Concepts
Core concepts
A quick tour of the Maskin model so the rest of the docs — and the MCP tools — make sense. Everything below maps directly to objects you'll see in the workspace and in the API.
Actors: humans and agents
Everyone in Maskin is an actor — and both people and AI agents are actors. They share the same shape: each has an identity, an API key, and a place in one or more workspaces. Agents add a system prompt, a tools configuration, optional memory, and an LLM provider. Because humans and agents are the same primitive, an agent can be assigned work, mentioned in a comment, or made the "driver" of an object exactly like a teammate.
Workspaces and members
A workspace is an isolated tenant — your team's data lives inside it, and every object, file, and session is scoped to one. Membership is role-based: owner, member, or viewer. A workspace also carries its own settings: display names, the valid statuses per object type, custom field definitions, relationship types, and which extension modules are enabled. That's what makes a "development" workspace look different from a "growth" one (see Self-hosted setup for templates).
Objects and the pipeline
Work is represented as objects. There's one object model with a type discriminator — the three built-in types form the pipeline:
- Insights — what you're learning: signals, research, customer notes.

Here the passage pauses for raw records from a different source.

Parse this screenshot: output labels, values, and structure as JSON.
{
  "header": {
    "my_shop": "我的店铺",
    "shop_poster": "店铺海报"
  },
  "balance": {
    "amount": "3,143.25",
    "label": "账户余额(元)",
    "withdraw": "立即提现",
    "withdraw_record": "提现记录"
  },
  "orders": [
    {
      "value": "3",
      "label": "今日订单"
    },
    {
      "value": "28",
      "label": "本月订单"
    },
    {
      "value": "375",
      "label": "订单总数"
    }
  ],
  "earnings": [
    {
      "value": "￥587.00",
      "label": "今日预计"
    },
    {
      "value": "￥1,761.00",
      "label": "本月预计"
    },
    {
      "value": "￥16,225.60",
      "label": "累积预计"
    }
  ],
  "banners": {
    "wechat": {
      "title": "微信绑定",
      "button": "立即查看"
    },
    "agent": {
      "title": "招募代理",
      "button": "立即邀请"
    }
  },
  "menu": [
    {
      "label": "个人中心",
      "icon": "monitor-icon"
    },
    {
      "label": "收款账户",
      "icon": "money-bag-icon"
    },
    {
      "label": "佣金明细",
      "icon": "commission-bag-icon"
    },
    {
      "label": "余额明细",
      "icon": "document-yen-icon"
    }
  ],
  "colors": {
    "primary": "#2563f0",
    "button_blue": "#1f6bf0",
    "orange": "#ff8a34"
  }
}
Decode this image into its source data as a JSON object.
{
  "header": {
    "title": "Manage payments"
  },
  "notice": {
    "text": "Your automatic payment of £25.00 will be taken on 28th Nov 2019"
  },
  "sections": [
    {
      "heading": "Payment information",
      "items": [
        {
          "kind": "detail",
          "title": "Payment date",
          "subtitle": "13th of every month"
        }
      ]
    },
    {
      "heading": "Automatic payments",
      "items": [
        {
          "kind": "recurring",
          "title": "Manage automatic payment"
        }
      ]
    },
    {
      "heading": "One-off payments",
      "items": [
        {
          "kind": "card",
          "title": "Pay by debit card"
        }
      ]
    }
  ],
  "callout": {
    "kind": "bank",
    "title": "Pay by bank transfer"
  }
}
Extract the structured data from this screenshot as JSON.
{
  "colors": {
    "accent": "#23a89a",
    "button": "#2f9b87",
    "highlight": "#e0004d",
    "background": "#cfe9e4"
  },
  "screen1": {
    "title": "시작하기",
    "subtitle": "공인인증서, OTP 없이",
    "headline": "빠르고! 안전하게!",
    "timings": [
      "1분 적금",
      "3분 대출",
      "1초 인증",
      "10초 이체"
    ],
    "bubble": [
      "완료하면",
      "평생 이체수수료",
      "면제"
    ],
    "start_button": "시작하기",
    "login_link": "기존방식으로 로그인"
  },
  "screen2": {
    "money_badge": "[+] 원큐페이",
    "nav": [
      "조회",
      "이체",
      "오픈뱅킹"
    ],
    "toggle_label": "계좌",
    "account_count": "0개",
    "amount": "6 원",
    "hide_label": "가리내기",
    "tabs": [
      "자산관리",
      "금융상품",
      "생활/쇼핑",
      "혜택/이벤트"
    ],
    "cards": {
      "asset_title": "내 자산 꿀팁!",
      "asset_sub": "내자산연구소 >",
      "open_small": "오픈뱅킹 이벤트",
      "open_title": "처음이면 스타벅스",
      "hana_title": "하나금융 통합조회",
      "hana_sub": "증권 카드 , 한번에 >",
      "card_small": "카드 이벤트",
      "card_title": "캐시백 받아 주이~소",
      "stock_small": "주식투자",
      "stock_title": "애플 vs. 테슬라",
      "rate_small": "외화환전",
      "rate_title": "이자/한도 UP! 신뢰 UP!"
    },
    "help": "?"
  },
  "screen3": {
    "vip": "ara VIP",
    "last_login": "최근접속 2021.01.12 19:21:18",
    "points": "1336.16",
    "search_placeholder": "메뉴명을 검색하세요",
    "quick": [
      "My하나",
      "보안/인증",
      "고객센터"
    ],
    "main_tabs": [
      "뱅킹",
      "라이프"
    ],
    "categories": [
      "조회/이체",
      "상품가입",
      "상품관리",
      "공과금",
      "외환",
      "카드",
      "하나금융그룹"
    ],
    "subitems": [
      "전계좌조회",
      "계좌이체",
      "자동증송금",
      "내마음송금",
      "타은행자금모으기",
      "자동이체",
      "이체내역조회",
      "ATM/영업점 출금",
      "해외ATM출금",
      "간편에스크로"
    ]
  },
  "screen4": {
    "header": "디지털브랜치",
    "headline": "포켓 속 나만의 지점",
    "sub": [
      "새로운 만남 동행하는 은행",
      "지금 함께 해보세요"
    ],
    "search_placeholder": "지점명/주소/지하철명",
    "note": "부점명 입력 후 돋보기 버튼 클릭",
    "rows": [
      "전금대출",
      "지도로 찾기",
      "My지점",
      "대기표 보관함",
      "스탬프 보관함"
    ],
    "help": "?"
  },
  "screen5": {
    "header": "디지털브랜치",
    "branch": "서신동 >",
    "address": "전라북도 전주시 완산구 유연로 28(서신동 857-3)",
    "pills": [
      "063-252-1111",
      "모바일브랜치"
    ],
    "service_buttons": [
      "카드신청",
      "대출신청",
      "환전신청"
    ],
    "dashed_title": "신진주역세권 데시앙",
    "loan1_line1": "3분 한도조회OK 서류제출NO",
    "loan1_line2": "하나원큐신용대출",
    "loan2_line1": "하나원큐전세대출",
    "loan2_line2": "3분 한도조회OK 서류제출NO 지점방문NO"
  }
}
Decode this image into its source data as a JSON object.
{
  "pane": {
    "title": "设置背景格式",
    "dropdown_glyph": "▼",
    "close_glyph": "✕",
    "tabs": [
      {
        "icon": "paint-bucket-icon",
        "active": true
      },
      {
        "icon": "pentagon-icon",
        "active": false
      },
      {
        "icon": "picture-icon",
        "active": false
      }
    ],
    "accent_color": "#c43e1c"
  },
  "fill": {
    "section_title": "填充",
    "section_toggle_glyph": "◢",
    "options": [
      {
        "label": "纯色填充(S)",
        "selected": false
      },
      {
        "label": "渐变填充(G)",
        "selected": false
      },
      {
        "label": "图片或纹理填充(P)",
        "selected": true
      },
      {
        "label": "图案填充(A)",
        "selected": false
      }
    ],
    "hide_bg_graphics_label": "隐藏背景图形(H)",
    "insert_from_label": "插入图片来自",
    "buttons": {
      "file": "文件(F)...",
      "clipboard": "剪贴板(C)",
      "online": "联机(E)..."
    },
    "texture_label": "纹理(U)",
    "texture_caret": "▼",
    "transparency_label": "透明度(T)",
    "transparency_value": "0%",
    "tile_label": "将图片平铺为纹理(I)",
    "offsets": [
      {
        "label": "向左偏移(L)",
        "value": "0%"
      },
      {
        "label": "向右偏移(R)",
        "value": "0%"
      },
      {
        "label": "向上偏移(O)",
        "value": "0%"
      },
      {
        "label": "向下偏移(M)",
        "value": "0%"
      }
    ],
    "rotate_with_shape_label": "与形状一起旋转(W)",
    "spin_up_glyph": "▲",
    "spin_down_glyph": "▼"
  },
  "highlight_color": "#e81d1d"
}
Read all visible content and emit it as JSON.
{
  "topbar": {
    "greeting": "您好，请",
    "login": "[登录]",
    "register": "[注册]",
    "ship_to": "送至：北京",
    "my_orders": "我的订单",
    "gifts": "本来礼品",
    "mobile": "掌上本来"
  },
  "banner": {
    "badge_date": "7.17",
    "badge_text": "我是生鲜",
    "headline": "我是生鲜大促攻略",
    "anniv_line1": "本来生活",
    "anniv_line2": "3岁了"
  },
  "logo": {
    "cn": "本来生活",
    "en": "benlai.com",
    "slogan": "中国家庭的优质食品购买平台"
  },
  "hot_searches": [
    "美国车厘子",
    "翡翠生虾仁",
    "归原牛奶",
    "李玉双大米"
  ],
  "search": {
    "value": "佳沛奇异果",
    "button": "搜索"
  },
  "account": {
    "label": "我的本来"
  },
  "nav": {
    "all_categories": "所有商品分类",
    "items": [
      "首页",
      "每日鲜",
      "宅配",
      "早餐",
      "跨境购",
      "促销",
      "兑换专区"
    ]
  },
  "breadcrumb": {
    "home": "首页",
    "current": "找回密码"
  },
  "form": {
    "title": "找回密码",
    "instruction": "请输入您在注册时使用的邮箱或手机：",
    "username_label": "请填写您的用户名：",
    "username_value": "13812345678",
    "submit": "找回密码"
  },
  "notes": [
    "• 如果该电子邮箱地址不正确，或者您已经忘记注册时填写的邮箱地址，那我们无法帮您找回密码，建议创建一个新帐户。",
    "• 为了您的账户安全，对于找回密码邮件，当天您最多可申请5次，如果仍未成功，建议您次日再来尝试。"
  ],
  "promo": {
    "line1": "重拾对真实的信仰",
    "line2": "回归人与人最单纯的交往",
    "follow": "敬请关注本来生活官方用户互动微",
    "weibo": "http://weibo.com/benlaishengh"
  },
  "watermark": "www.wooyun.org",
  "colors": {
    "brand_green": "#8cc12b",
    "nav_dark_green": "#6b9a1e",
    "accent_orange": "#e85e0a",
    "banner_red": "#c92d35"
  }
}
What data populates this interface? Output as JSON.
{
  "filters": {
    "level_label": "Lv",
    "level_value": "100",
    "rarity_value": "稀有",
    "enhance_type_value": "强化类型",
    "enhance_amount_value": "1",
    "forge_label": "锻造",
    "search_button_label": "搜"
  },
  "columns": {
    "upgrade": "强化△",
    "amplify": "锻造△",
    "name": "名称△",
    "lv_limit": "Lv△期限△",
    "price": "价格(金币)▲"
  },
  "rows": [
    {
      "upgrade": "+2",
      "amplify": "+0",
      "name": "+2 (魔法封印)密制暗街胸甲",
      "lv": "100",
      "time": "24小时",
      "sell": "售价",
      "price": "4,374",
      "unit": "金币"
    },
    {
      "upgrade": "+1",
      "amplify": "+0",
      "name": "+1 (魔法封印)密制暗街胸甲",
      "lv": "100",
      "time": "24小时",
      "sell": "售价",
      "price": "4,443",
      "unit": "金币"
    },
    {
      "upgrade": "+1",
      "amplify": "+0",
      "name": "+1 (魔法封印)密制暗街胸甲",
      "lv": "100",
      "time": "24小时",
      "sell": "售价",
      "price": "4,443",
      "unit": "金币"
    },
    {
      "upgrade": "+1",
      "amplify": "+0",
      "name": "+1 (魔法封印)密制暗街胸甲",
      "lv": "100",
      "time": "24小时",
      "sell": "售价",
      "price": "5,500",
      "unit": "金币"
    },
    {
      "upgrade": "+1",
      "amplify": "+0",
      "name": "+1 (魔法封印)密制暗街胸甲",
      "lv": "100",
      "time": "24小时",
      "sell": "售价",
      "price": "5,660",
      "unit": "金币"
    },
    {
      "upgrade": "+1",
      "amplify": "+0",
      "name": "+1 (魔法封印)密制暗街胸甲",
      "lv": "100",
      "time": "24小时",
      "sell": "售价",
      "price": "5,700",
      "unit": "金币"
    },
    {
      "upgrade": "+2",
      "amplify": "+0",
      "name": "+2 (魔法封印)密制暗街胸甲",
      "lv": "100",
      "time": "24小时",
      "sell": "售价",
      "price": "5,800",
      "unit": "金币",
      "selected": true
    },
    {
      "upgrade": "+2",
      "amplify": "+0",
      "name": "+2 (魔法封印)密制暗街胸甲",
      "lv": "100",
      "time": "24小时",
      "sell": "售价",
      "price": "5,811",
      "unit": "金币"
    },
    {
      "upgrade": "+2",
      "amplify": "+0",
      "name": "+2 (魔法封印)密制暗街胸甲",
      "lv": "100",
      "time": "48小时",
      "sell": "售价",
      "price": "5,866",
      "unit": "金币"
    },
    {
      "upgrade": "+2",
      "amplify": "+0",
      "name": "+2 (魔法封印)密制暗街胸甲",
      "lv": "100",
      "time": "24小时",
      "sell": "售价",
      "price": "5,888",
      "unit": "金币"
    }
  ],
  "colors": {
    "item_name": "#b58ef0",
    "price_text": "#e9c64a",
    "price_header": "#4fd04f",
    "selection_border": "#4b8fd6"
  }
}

- Bets — what you've decided to pursue, and why.
- Tasks — the work that delivers a bet.
Every object has a title, content, a status, freeform metadata, and a driver (the actor responsible). Extensions can add more types (e.g. company, contact, deal).
Relationships
Objects connect through typed relationships, forming a graph rather than flat lists. The built-in types are informs, breaks_into, blocks, relates_to, and duplicates — so an insight can inform a bet, a bet can break into tasks, and a task can block another.
Comments and @mentions
Comments are the primary collaboration surface on every object — status updates, questions, findings. They're also how work gets dispatched: @mentioning an agent (or replying in an agent's thread) spawns an agent session to act on that object. Comments can carry file attachments and structured decision chips.
Triggers
Triggers automate agent work. A trigger is either cron-based (run on a schedule) or event-based (fire when something happens in the workspace, e.g. a task enters a status), and it spawns a session for a target agent with an action prompt.
Sessions
When an agent does work, it runs in a session — Claude Code executing in an ephemeral sandbox. Sessions have a lifecycle, stream logs, and track token usage and cost. They're covered in depth in Agents & sessions.
Notifications
When an agent needs a human — approval, a decision, an input — it raises a notification. Notifications carry structured UI (actions, options, urgency) and link back to the object or session that produced them, so humans stay in the loop without watching every run.
Skills, files, and extensions
- Skills — reusable prompts, snippets, or context files stored in the workspace and attachable to agents.
- Files — markdown, code, PDFs, and images stored in S3-compatible storage and attached to objects or produced by agents.
- Extensions / modules — pluggable add-ons (CRM, knowledge, notetaker, work) that introduce new object types and behaviour.
Activity and real-time
Every change is recorded in an append-only event log, which doubles as the audit trail and the source for unread tracking. The UI and agents stay live through a Postgres NOTIFY → Server-Sent-Events stream — no extra message broker required.